RECHTBANK MAASTRICHT
Sector Civiel
Datum uitspraak : 27 april 2006
Zaaknummer : 109026 / KG ZA 06-94
De voorzieningenrechter, belast met de behandeling van burgerlijke zaken, heeft het navolgende kort-gedingvonnis gewezen
de besloten vennootschap met beperkte aansprakelijkheid [NAAM] INFRA BV,
gevestigd te Landgraaf,
eiseres in de hoofdzaak,
verweerster in het incident tot tussenkomst,
procureur mr. J.A.M.G. Vogels,
advocaat mr. M.J.J.M. Essers te Amsterdam,
de publiekrechtelijke rechtspersoon PROVINCIE LIMBURG,
zetelende te Maastricht,
gedaagde in de hoofdzaak,
verweerster in het incident tot tussenkomst,
procureur mr. Ch.M.E.M. Paulussen,
advocaten mr. H.M. Stergiou en mr. L.R. Kiers te ’s Gravenhage,
de besloten vennootschap met beperkte aansprakelijkheid [NAAM] INFRASTRUCTUUR BV,
gevestigd te Rosmalen,
eiseres in het incident tot tussenkomst,
procureur mr. E.J.J.M. Kneepkens,
advocaat mr. P.J.P. Severijn te Rotterdam.

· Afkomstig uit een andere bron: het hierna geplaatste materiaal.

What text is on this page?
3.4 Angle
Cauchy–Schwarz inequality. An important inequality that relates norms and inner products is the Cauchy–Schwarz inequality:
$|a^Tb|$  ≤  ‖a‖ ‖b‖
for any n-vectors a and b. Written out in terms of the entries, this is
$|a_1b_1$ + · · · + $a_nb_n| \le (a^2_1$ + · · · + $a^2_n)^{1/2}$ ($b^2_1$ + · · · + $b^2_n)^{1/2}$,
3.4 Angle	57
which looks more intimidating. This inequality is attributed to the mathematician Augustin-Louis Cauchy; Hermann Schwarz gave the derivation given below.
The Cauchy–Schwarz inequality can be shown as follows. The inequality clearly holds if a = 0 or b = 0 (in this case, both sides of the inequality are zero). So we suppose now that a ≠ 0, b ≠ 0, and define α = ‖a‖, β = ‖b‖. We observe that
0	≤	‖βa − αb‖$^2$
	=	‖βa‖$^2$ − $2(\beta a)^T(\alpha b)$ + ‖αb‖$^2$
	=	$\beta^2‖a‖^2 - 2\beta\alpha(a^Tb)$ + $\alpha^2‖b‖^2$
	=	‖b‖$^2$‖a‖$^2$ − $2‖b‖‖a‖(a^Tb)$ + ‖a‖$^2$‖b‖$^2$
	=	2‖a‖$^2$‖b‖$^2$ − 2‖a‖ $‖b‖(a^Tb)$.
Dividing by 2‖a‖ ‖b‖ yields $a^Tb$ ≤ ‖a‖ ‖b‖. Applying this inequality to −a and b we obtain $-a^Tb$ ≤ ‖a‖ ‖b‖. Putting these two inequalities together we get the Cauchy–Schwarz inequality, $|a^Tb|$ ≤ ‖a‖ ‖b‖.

1. Het verloop van de procedure
Eiseres in de hoofdzaak, [Naam, ] heeft gedaagde in de hoofdzaak, hierna te noemen: “de Provincie”, gedagvaard in kort geding.
Op de dienende dag, 13 april 2006, heeft de besloten vennootschap [eiseres in het incident tot tussenkomst], gevestigd te Rosmalen, [Eiseres in het incident tot tussenkomst], verzocht te mogen tussenkomen in het aanhangige geding. De voorzieningenrechter heeft de tussenkomst toegestaan.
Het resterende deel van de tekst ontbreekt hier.